Si le mois de janvier a célébré le 73ème anniversaire de la libération du camp d’Auschwitz, celui de février marque un retour en arrière sans précédent. Le Président Andrzej Duda a promulgué le 6 février une loi qui pénalise « l’attribution à la nation ou à l’Etat polonais, en dépit des faits, de crimes contre l’humanité »
L’expression « camps de la mort polonais » retient toute son attention. Pour le PiS, seuls les nazis devraient être tenus responsables de la persécution des Juifs dans une Pologne occupée dès septembre 1939. Autre justification, 6700 polonais ont été honorés du titre de « Juste parmi les nations » pour avoir résisté au nazisme, davantage que toute autre nationalité.
La Pologne en pleine dérive conservatrice
L’homme fort de la Pologne, Jarosław Kaczyński, tient à remettre son pays sur le droit chemin. Sa croisade débute après la large victoire de son parti Droit et Justice aux législatives de 2015. Son mot d’ordre, le conservatisme au mépris des principes démocratiques. Fin décembre 2017, la Commission européenne avait déclenché une procédure inédite constatant « un risque clair d’une violation grave de l’Etat de droit en Pologne » En cause, la mainmise du pouvoir sur les institutions judiciaires et les médias publics. Droit et Justice vous dites ?
Pourtant, le parti bénéficie toujours d’un large soutien populaire. Les plus modestes apprécient sa politique sociale généreuse menée auprès des familles. Leur mécontentement vise les libéraux à la tête du pays depuis la fin du communisme. Ils auraient oublié l’intérêt de la nation au nom d’une Europe libérale qui les méprise. Ils dénoncent l’accroissement des inégalités et la remise en cause des valeurs traditionnelles.

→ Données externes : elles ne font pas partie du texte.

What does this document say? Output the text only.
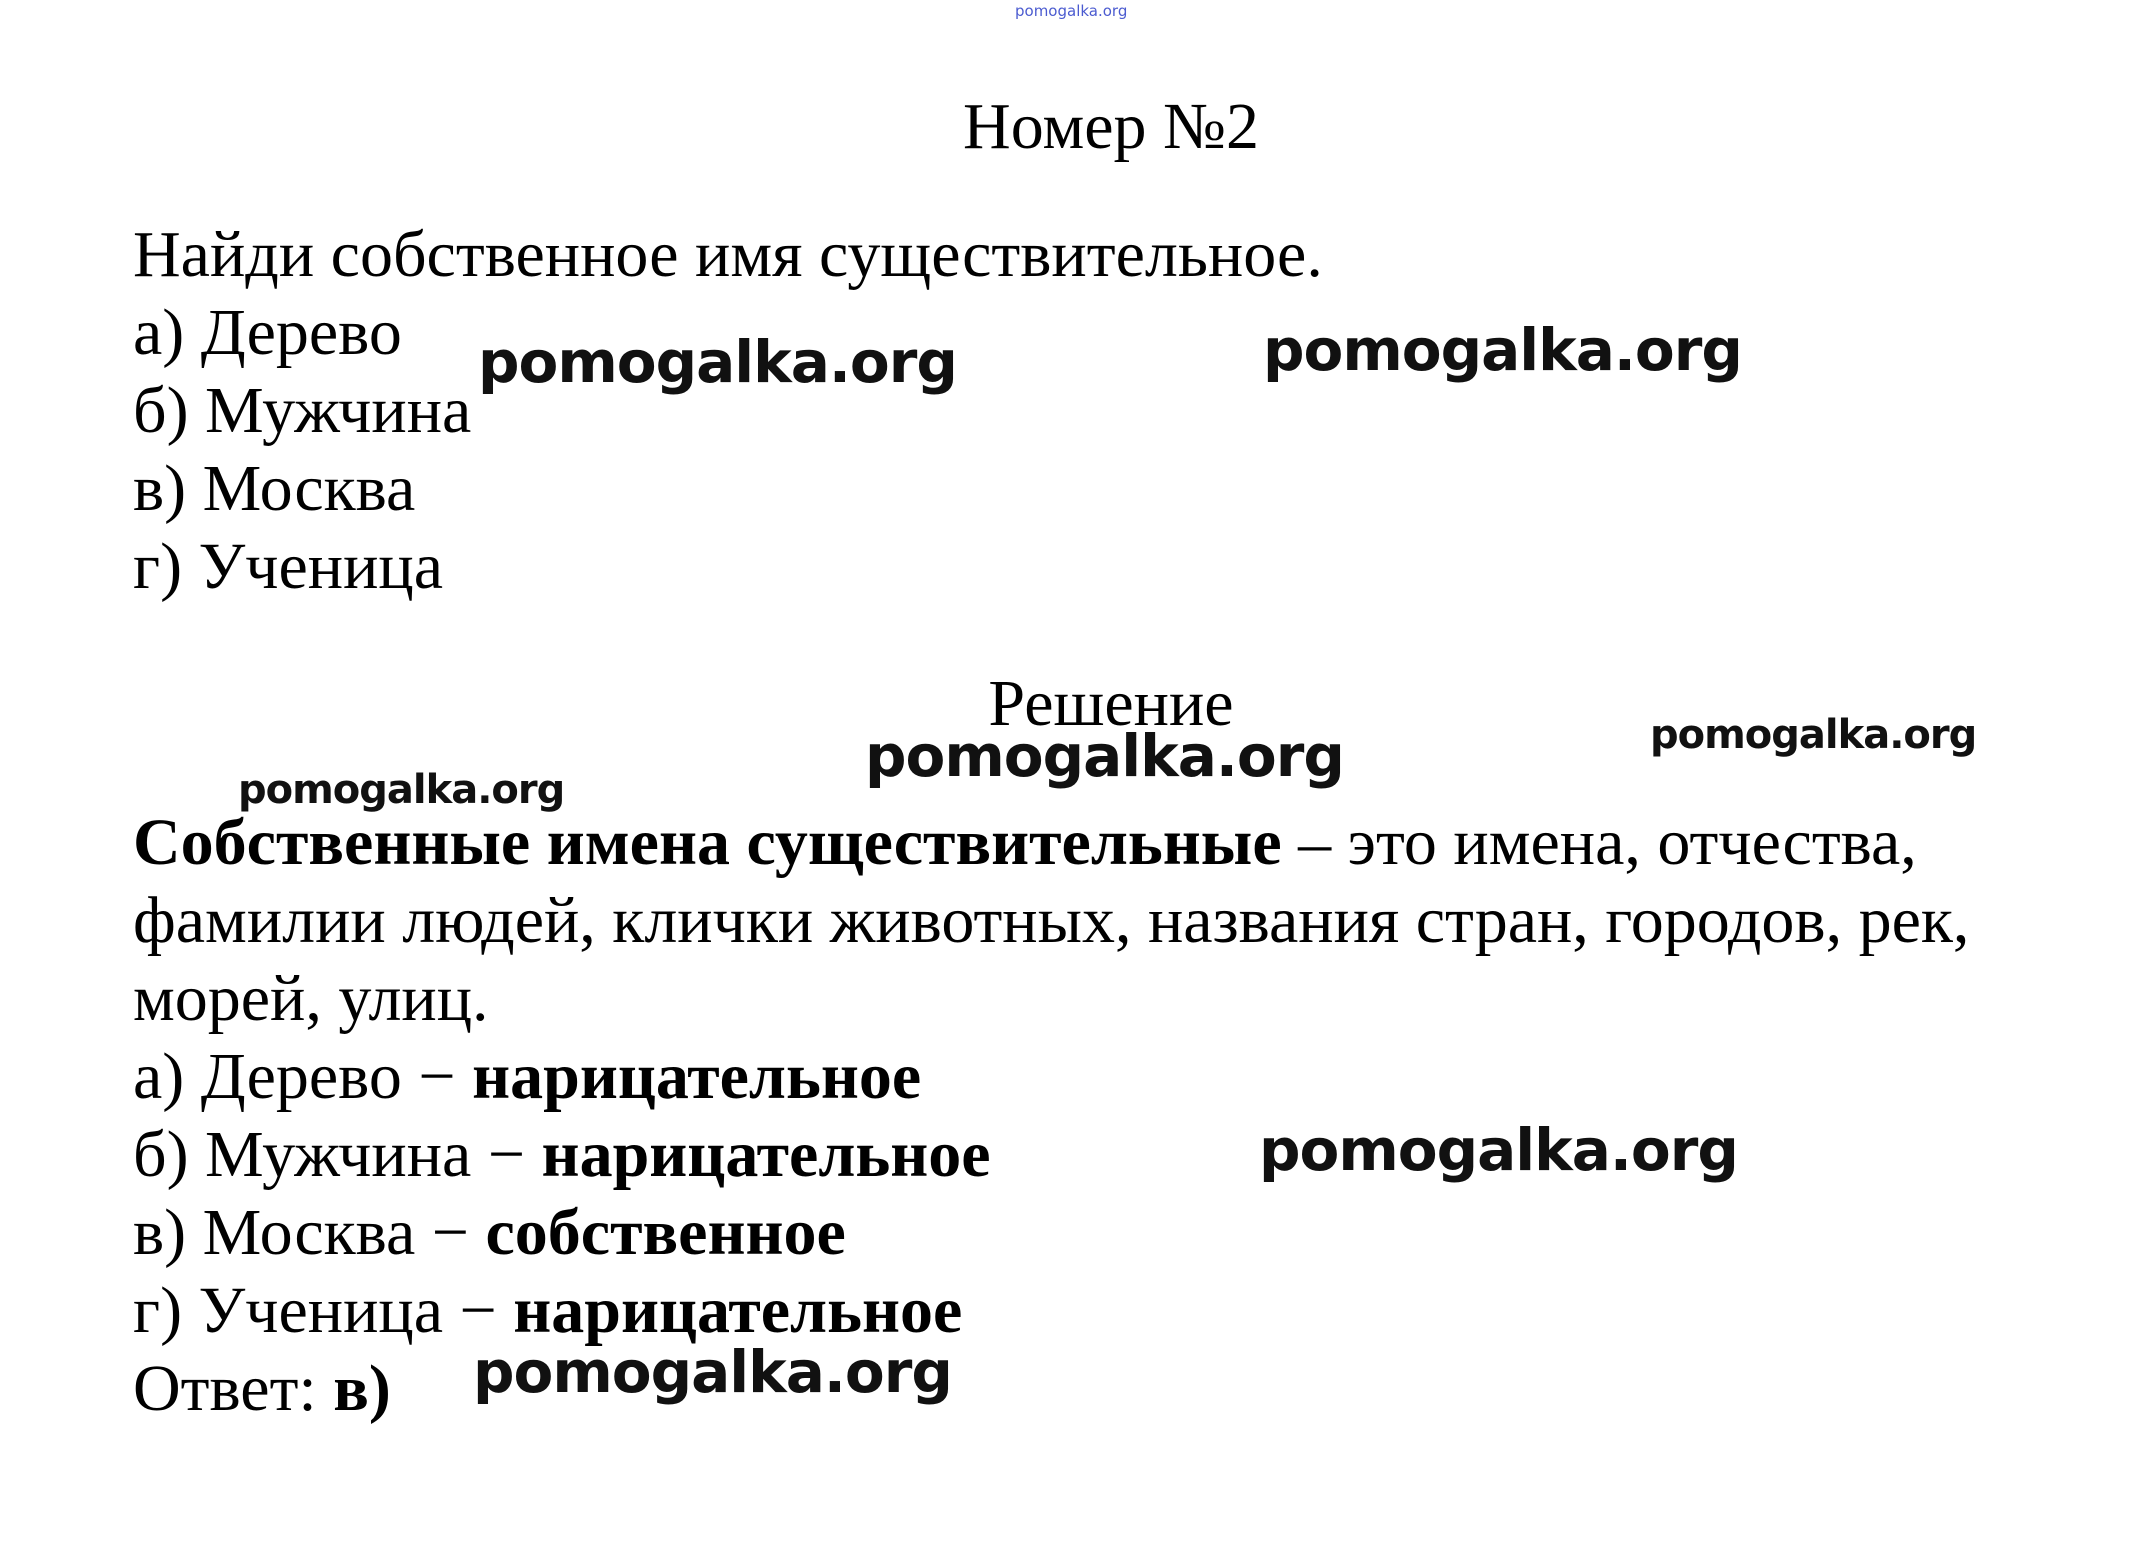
pomogalka.org
Номер №2
Найди собственное имя существительное.
а) Дерево
б) Мужчина
в) Москва
г) Ученица
Решение
Собственные имена существительные – это имена, отчества,
фамилии людей, клички животных, названия стран, городов, рек,
морей, улиц.
а) Дерево − нарицательное
б) Мужчина − нарицательное
в) Москва − собственное
г) Ученица − нарицательное
Ответ: в)
pomogalka.org	pomogalka.org
pomogalka.org	pomogalka.org
pomogalka.org
pomogalka.org
pomogalka.org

Remplacer la honte par la fierté nationale, tel est l’objectif du parti au pouvoir. Avec cette loi révisionniste, il s’attaque au mythe d’une Pologne éternelle victime, avant les prochaines élections en automne. Catholicisme et patriotisme, lutte contre l’immigration et l’avortement, telles sont les armes électorales du PiS.
« Une tentative dangereuse d’utiliser l’Histoire à des fins politiques »*
A l’origine de la controverse, des historiens ébranlant le mythe résistancialiste. Ils pourront désormais être poursuivis en justice pour leurs travaux sur la participation de Polonais dans la persécution des Juifs. L’ignorance au sein de la population n’en sortira que renforcée. Aujourd’hui encore, une majorité pense que les Polonais ont plus souffert que les Juifs pendant la Seconde Guerre Mondiale.

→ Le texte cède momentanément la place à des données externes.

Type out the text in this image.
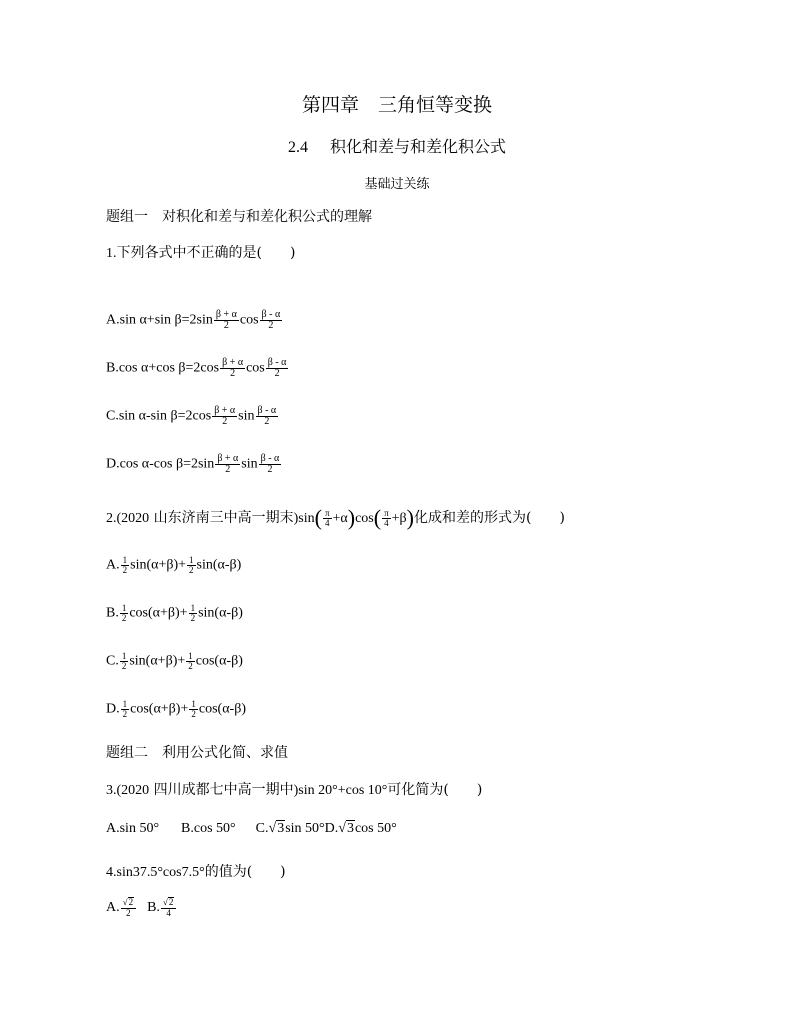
第四章　三角恒等变换
2.4 积化和差与和差化积公式
基础过关练
题组一　对积化和差与和差化积公式的理解
1.下列各式中不正确的是(　　)
A.sin α+sin $\beta=2\sin \frac{\beta + \alpha}{2}$ $\cos \frac{\beta - \alpha}{2}$
B.cos α+cos $\beta=2\cos \frac{\beta + \alpha}{2}$ $\cos \frac{\beta - \alpha}{2}$
C.sin α-sin $\beta=2\cos \frac{\beta + \alpha}{2}$ $\sin \frac{\beta - \alpha}{2}$
D.cos α-cos $\beta=2\sin \frac{\beta + \alpha}{2}$ $\sin \frac{\beta - \alpha}{2}$
2.(2020 山东济南三中高一期末)$\sin( \frac{\pi}{4} +\alpha)\cos( \frac{\pi}{4} +\beta)$化成和差的形式为(　　)
A. $\frac{1}{2} \sin(\alpha+\beta)+ \frac{1}{2} \sin(\alpha-\beta)$
B. $\frac{1}{2} \cos(\alpha+\beta)+ \frac{1}{2} \sin(\alpha-\beta)$
C. $\frac{1}{2} \sin(\alpha+\beta)+ \frac{1}{2} \cos(\alpha-\beta)$
D. $\frac{1}{2} \cos(\alpha+\beta)+ \frac{1}{2} \cos(\alpha-\beta)$
题组二　利用公式化简、求值
3.(2020 四川成都七中高一期中)sin 20°+cos 10°可化简为(　　)
A.sin 50° B.cos 50° C.√3sin 50°D.√3cos 50°
4.sin37.5°cos7.5°的值为(　　)
A. $\frac{√2}{2} B$. $\frac{√2}{4}$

Ces non-dits empêchent de prendre conscience du véritable problème, la résurgence de l’antisémitisme. Dans la Pologne d’avant-guerre, certains interdisaient les Juifs de poursuivre leurs études. Les intellectuels se sont saisis de la question en réaction aux pogroms, mais le débat n’est pas étendu à la population. L’ambassade d’Israël à Varsovie a dénoncé une « vague de déclarations antisémites » début février dans un communiqué. Elles « inondent l’Internet polonais, mais sont aussi devenues présents dans les médias mainstream, en particulier sur TVP Info [une chaîne contrôlée par l’Etat] ».
Regarder l’Histoire en face
Mémoire et oubli sont les deux faces d’une même pièce. La recette de Kaczyński est simple : bâtir une mémoire résistancialiste fondée sur l’héroïsme et effacer toute trace de collaboration en muselant les chercheurs. Toutefois, il existe une faille dans ce calcul politique. La fierté acquise au prix de l’ignorance ne peut perdurer.

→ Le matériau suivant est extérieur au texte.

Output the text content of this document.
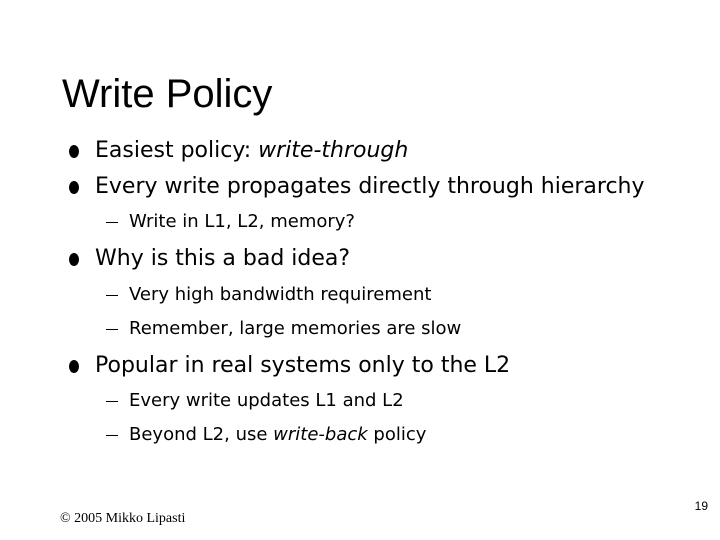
Write Policy
Easiest policy: write-through
Every write propagates directly through hierarchy
Write in L1, L2, memory?
Why is this a bad idea?
Very high bandwidth requirement
Remember, large memories are slow
Popular in real systems only to the L2
Every write updates L1 and L2
Beyond L2, use write-back policy
© 2005 Mikko Lipasti
19
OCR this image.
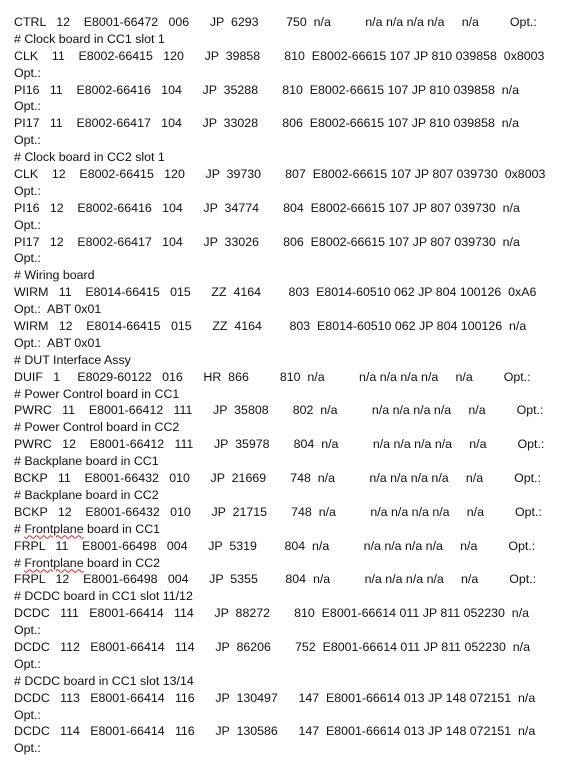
CTRL   12    E8001-66472   006      JP  6293        750  n/a          n/a n/a n/a n/a     n/a         Opt.:
# Clock board in CC1 slot 1
CLK    11    E8002-66415   120      JP  39858       810  E8002-66615 107 JP 810 039858  0x8003
Opt.:
PI16   11    E8002-66416   104      JP  35288       810  E8002-66615 107 JP 810 039858  n/a
Opt.:
PI17   11    E8002-66417   104      JP  33028       806  E8002-66615 107 JP 810 039858  n/a
Opt.:
# Clock board in CC2 slot 1
CLK    12    E8002-66415   120      JP  39730       807  E8002-66615 107 JP 807 039730  0x8003
Opt.:
PI16   12    E8002-66416   104      JP  34774       804  E8002-66615 107 JP 807 039730  n/a
Opt.:
PI17   12    E8002-66417   104      JP  33026       806  E8002-66615 107 JP 807 039730  n/a
Opt.:
# Wiring board
WIRM   11    E8014-66415   015      ZZ  4164        803  E8014-60510 062 JP 804 100126  0xA6
Opt.:  ABT 0x01
WIRM   12    E8014-66415   015      ZZ  4164        803  E8014-60510 062 JP 804 100126  n/a
Opt.:  ABT 0x01
# DUT Interface Assy
DUIF   1     E8029-60122   016      HR  866         810  n/a          n/a n/a n/a n/a     n/a         Opt.:
# Power Control board in CC1
PWRC   11    E8001-66412   111      JP  35808       802  n/a          n/a n/a n/a n/a     n/a         Opt.:
# Power Control board in CC2
PWRC   12    E8001-66412   111      JP  35978       804  n/a          n/a n/a n/a n/a     n/a         Opt.:
# Backplane board in CC1
BCKP   11    E8001-66432   010      JP  21669       748  n/a          n/a n/a n/a n/a     n/a         Opt.:
# Backplane board in CC2
BCKP   12    E8001-66432   010      JP  21715       748  n/a          n/a n/a n/a n/a     n/a         Opt.:
# Frontplane board in CC1
FRPL   11    E8001-66498   004      JP  5319        804  n/a          n/a n/a n/a n/a     n/a         Opt.:
# Frontplane board in CC2
FRPL   12    E8001-66498   004      JP  5355        804  n/a          n/a n/a n/a n/a     n/a         Opt.:
# DCDC board in CC1 slot 11/12
DCDC   111   E8001-66414   114      JP  88272       810  E8001-66614 011 JP 811 052230  n/a
Opt.:
DCDC   112   E8001-66414   114      JP  86206       752  E8001-66614 011 JP 811 052230  n/a
Opt.:
# DCDC board in CC1 slot 13/14
DCDC   113   E8001-66414   116      JP  130497      147  E8001-66614 013 JP 148 072151  n/a
Opt.:
DCDC   114   E8001-66414   116      JP  130586      147  E8001-66614 013 JP 148 072151  n/a
Opt.:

Il a fallu attendre 1995 et les travaux de nombreux historiens pour que Jacques Chirac reconnaisse la responsabilité de l’État français dans la déportation des Juifs. La France s’est réveillée honteuse, mais s’est levée à l’appel du Président. Animée par cet « esprit de vigilance », elle a pu avancer en reconnaissant les faces sombres de son histoire.
Il existe un « passé qui ne passe pas » comme l’écrivait Henri Rousso, historien réputé pour ses travaux sur Vichy. Purger l’Histoire par la loi ne suffit pas. À l’image de ces intellectuels censurés, d’autres chercheront à savoir. Le succès du Festival de judaïsme implanté dans l’ancien quartier juif de Cracovie en témoigne. Il attire chaque année plus de 25 000 participants, soit plus que le nombre total de Juifs en Pologne. Son projet, rassembler autour de films, concerts et ateliers de yiddish un pays où la mémoire juive a laissé peu de traces. Son Histoire reste encore à écrire.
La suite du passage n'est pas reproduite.